After some conversations over several days, I got to know all of them and shared the gospel with a few. Sometimes they would take the initiative to talk with me. When brothers and sisters sent me clothes, some of them would come and ask for some. One of them even asked me to find a church for him, and that really flattered me. A man in his fifties wondered if the church would receive someone like him. He previously shared with me that his family has given up on him, and preferred that he would stay in prison. I said to him wholeheartedly, Yes! There are all kinds of people in church. But as soon as the words left my lips, I felt weak inside and murmured to myself, “Is our church mature enough to receive and pastor a drug addict like him?”
On the day of my release, I could not help but jump up onto the platform to give a farewell address.*
Hi all. Today I am being released so I want to say goodbye to you all and share some of my thoughts with you. I was arrested because of my church and was forced to come here. After coming into this prison, I adjusted my expectations and took this as a place to learn. And I have learned a lot from all of you.
In this world, most people measure the value of one person by wealth or social status, but in the eyes of God, the God I believe in, every person, every soul is precious in God’s eyes. It doesn’t matter if you are a drug addict, a thief, a vendor, a person who broke traffic rules, or a person who committed other crimes.
In fact, I am just like you, a sinner. I have made some of the same mistakes as some of you here. But God saved me first. This is why I arrived in prison with a mission, that is, to experience your pain and to spread the goodness of Jesus. In these ten days, I looked at you through Jesus’ eyes of love, especially you who are addicted to drugs. I witnessed your deep pain of withdrawal and your anxiety when waiting for a verdict. I felt heartbroken for this brother who has to go through a two-year forced rehab when his child is only two years old.
Now before I leave, I hope to share my clothes with you. May they represent Jesus’ love for you and me. And remember, I am leaving today, but I might come back again. (Audience laughed.)

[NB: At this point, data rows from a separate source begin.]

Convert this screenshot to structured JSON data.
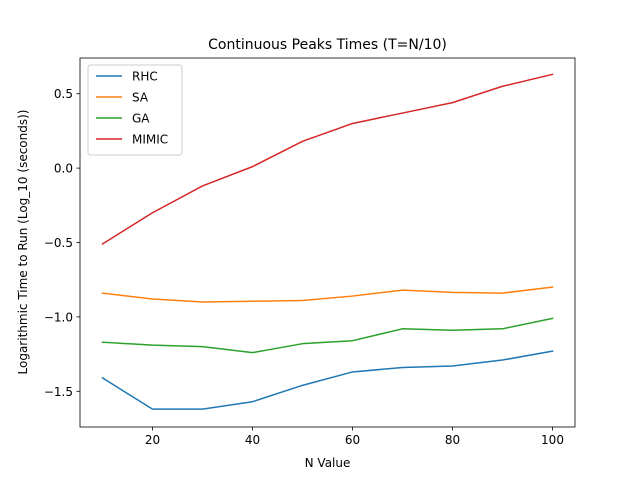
{
  "chart_data": {
    "type": "line",
    "title": "Continuous Peaks Times (T=N/10)",
    "xlabel": "N Value",
    "ylabel": "Logarithmic Time to Run (Log_10 (seconds))",
    "x": [
      10,
      20,
      30,
      40,
      50,
      60,
      70,
      80,
      90,
      100
    ],
    "xlim": [
      5.5,
      104.5
    ],
    "ylim": [
      -1.74,
      0.74
    ],
    "xticks": [
      20,
      40,
      60,
      80,
      100
    ],
    "yticks": [
      -1.5,
      -1.0,
      -0.5,
      0.0,
      0.5
    ],
    "xtick_labels": [
      "20",
      "40",
      "60",
      "80",
      "100"
    ],
    "ytick_labels": [
      "−1.5",
      "−1.0",
      "−0.5",
      "0.0",
      "0.5"
    ],
    "grid": false,
    "legend_position": "top-left",
    "series": [
      {
        "name": "RHC",
        "color": "#1f77b4",
        "values": [
          -1.41,
          -1.62,
          -1.62,
          -1.57,
          -1.46,
          -1.37,
          -1.34,
          -1.33,
          -1.29,
          -1.23
        ]
      },
      {
        "name": "SA",
        "color": "#ff7f0e",
        "values": [
          -0.84,
          -0.88,
          -0.9,
          -0.895,
          -0.89,
          -0.86,
          -0.82,
          -0.835,
          -0.84,
          -0.8
        ]
      },
      {
        "name": "GA",
        "color": "#2ca02c",
        "values": [
          -1.17,
          -1.19,
          -1.2,
          -1.24,
          -1.18,
          -1.16,
          -1.08,
          -1.09,
          -1.08,
          -1.01
        ]
      },
      {
        "name": "MIMIC",
        "color": "#d62728",
        "values": [
          -0.51,
          -0.3,
          -0.12,
          0.01,
          0.18,
          0.3,
          0.37,
          0.44,
          0.55,
          0.63
        ]
      }
    ]
  }
}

You don’t need to remember my name. Just remember that I am your Christian brother. I hope in the future, at some point in your life marked perhaps by frustration or questions or despair, you will remember that there was a Christian with you in prison who shared Jesus’ love with you—a love that will never end.
Goodbye, my friends.
An hour after my farewell address, I was called out for some final procedures. Around noon, I was sent back to the cell to wait for the authorities to release me (a special rule for people in our church and petitioners). In the afternoon, the cell became noisy again. But I was amazed to find that in a corner, our group leader was initiating a conversation with a drug addict who had gotten into a fight with him earlier. They were trying to make peace; it was awkward but genuine. Seeing this made me smile.
* Postscript: When I began to make my farewell address, two guards interrupted me. I told one of them that I am a member of Shouwang Church and I desired to say a few words to the people here. Thank God he left me alone after a few rebuking words. Before I left, many of the drug addicts gave me phone numbers of their family members, hoping I that could send some news to them. The night of my release, I called those numbers but few answered. So I sent text messages of the news I had been asked to share.